According to the Court of Appeals, Beltran had no jurisdiction to issue the orders that excluded Esquivel from murder and junked the plea for an arrest warrant since the judge had not yet decided on the prosecutors’ motion to admit the amended murder charge that indicted Esquivel and added Edgardo Santos as among the accused.
“Consequently, as respondent Esquivel had not yet been reinstated and included as an accused in the information, public respondent had no jurisdiction to issue the assailed orders which denied the issuance of the warrant of arrest against him and ordered his exclusion from the Information,” it said.
“The public respondent is hereby ordered to act first on the Ex Parte Motion to Admit Amended Information reinstating respondent Esquivel in the Information and substituting the name Edgardo Santos for ‘John Doe,'” it added.
It said that should Beltran still have doubts upon the determination of probable cause, he should hold a hearing for additional evidence or arguments from the prosecution.
The appellate court said that even if Beltran granted the prosecutors’ motion to indict Esquivel, the judge should still not have ordered the mayor dropped as one of the accused in Velarde’s death. The Court of Appeals noted Beltran did not conduct a hearing to determine probable cause.

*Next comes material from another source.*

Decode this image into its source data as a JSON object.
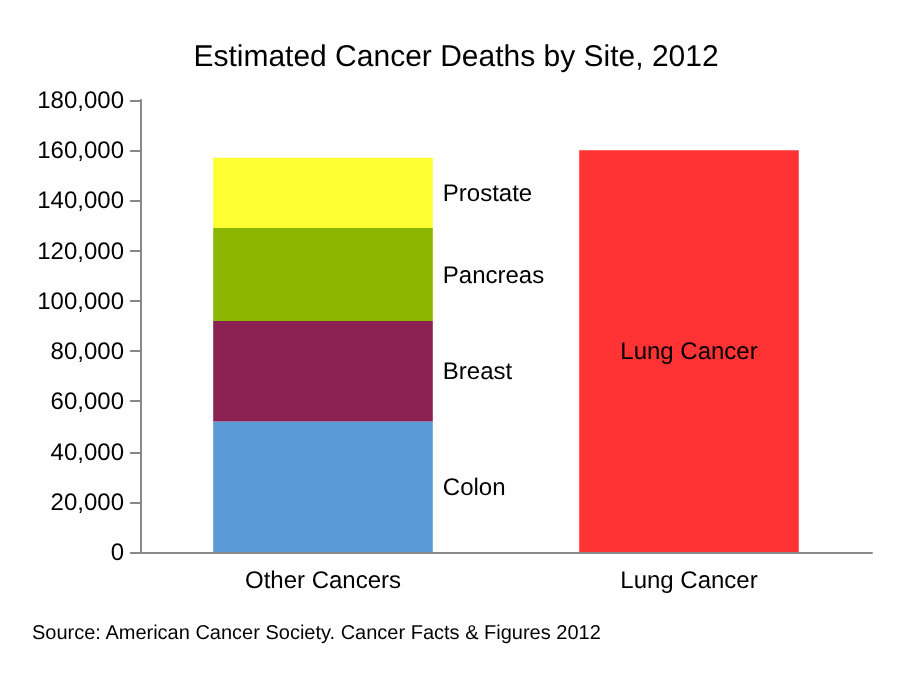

Besides the records of the case based on the third preliminary investigation established probable cause.
In saying there was probable cause, the appellate court cited the extrajudicial confessions of Rufino Domingo and Edgardo Santos who had tagged the mayor as the mastermind in Velarde’s killing.
The extrajudicial confession was among the new evidence considered in the third preliminary investigation.
The appellate court also said it was not pronouncing Esquivel guilty, but was simply stating that murder charges should not be dismissed for lack of evidence since evidence should be presented in the trial.
“Lest it be misunderstood, we are not prejudging the guilt or innocence of respondent Esquivel… It is just that we adhered to the general rule state in Cerbo, that ‘if the information is valid on its face and there is no showing of manifest error, grave abuse of discretion or prejudice on the part of the public prosecutor, courts should not dismiss it for ‘want to evidence,’ because evidentiary matters should be presented and heard during the trial,” it said.
Esquivel was initially excluded as an accused from the Velarde murder case
during the first preliminary investigation. A second preliminary investigation by the Department of Justice, however, resulted in the finding of probable cause against him.
Esquivel appealed the DoJ findings before then justice secretary Silvestre
Bello III, and the latter modified the findings and dropped the mayor as among the respondents.
But following Domingo and Santos’ surrender and confession tagging the mayor, a third preliminary investigation was conducted, again finding probable cause against Esquivel.
Esquivel, who is running for reelection, recently figured in a shooting incident that also involved the camp of his rival, Rodolfo Antonino. Two people were killed in the incident, while 12 others were hurt including Esquivel’s two sons.
The incident prompted the Commission on Elections to place Nueva Ecija under its control.
Esquivel was earlier ordered dismissed from service by the Ombudsman for his illegal dismissal of three employees.